For as long as I can remember, I hated my body. This wasn’t clear to me at first; as soon as I hit puberty, my brain started throwing up barriers that I had to untangle for years before any major progress could be done. As early as fourteen, I started fearing the effects of aging and outright dreading the possibility of dying with no guarantee of the afterlife. My high school years became dictated by this energy, pushing me into a tighter and tighter space until I couldn’t breathe. I didn’t have panic attacks as much as I was constantly on the verge of one. More and more, my body turned into its own sarcophagus, locked up and forgotten. I couldn’t perceive of a world where I was happy.
That was until I listened to Oil of Every Pearl’s Un-Insides.

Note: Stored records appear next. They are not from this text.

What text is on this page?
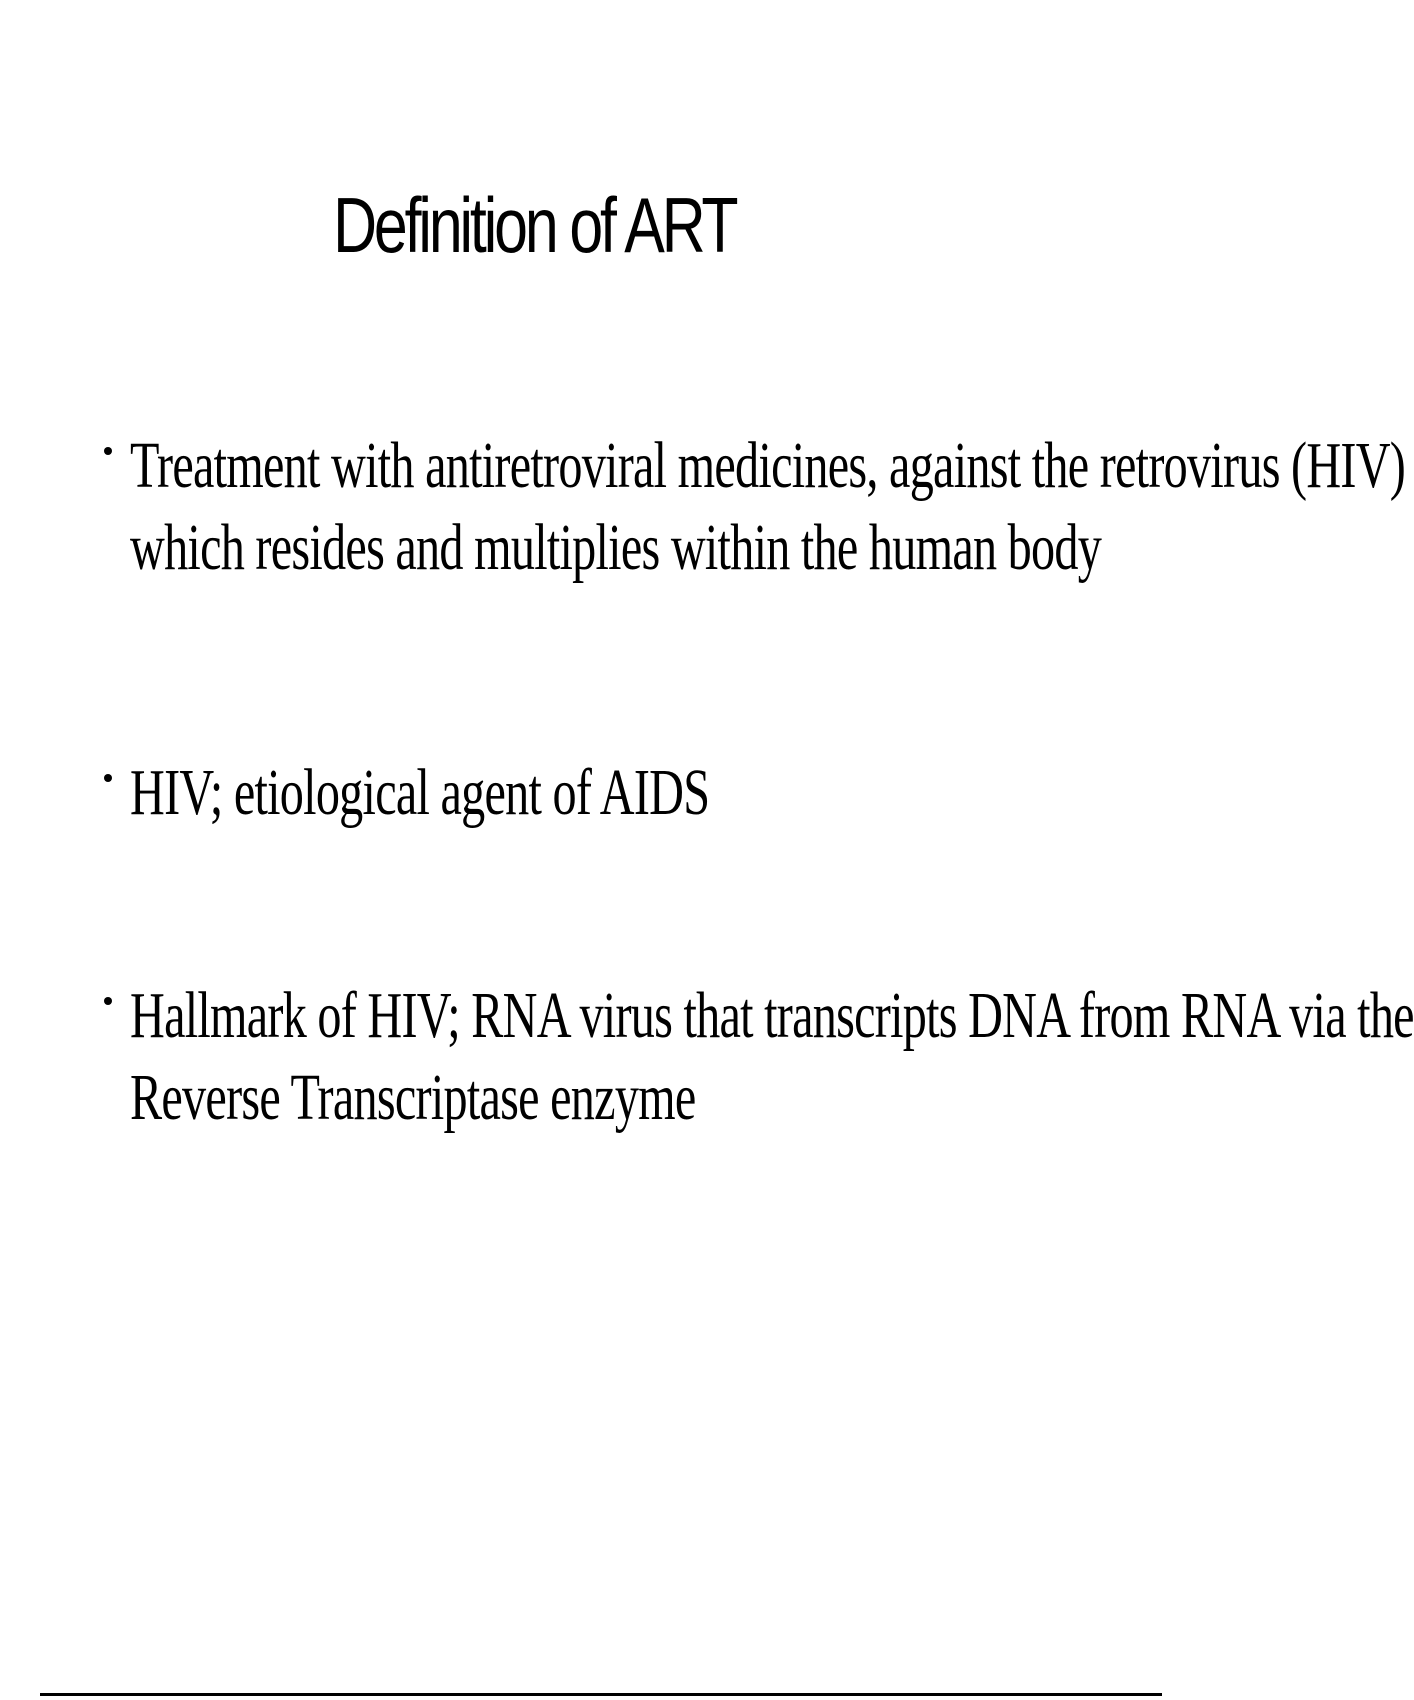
Definition of ART
Treatment with antiretroviral medicines, against the retrovirus (HIV)
which resides and multiplies within the human body
HIV; etiological agent of AIDS
Hallmark of HIV; RNA virus that transcripts DNA from RNA via the
Reverse Transcriptase enzyme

Sophie Xeon is a Scottish producer and DJ who was primarily known for two things before the tail-end of 2017. One was her specific brand of hyper textured electronic pop music, along the veins of AJ Cook and his PC Music label (and not, as common knowledge would attest, an actual part of the collective), where every instrument is carefully produced from scratch to form a physical texture in the song. The second was a proclivity to hiding her identity, keeping herself anonymous, definable only by her mononymous stage handle. And then the “It’s OK to Cry” video dropped, and there she was. Sophie used her own face and voice for the first time, on full display for the world.
I first heard of her during the release cycle for “Ponyboy,” which confused me, but still drew me in on a beat that took bass boost to another level, where the beat felt like it was being torn apart as the song progressed. I had never really heard Bubblegum Bass or Deconstructed Club; this was a new world of electronic music for me. But the single that really set up the album proper was “Faceshopping,” an ode to the power of photoshopping and facetuning your Dysphoria away to turn yourself into a perfect plastic replica. It was entirely on brand for Sophie, who’s music always had a plastic waxiness to it. But this was the first time the sound was really delivered with a song context. Sophie’s sound wasn’t based in industrial grime, it was based in the uneasiness of an unrealistic goal set by yourself and the culture around you. I was hooked. I had to hear the album.
It’s hard to put into words what an album like this feels like as the first cracking of a shell. After the opening triplicate of the singles, “Is it Cold in the Water” was an unreal experience. For the first time in my life, I recognized the landscape that the synths and singing were creating, an endless sea of purple and pink, undulating unnervingly yet like water. The rest of the album is closer to raw experience than a traditional pop structure, the sound expanding into a break of more ambient material, letting the atmosphere speak louder than lyrics. And it’s only after six minutes of dark ambient music that you get to “Immaterial.”
“Immaterial” is more than a classic pop song; it was validating in a way I had never experienced before. Sophie declares gender as a material form a dead concept; it’s defined by your mind, rather than any biological construct. Away from the dysphoria, the years of feeling “wrong,” the thoughts of never being happy, we are entirely our own mold to design, regardless of any concept handed down by Western European standards of living. I had to talk about this album away from a standard best of list, because it’s more than that. More than anything, this is the album that kept me here today. It’s a whole new world.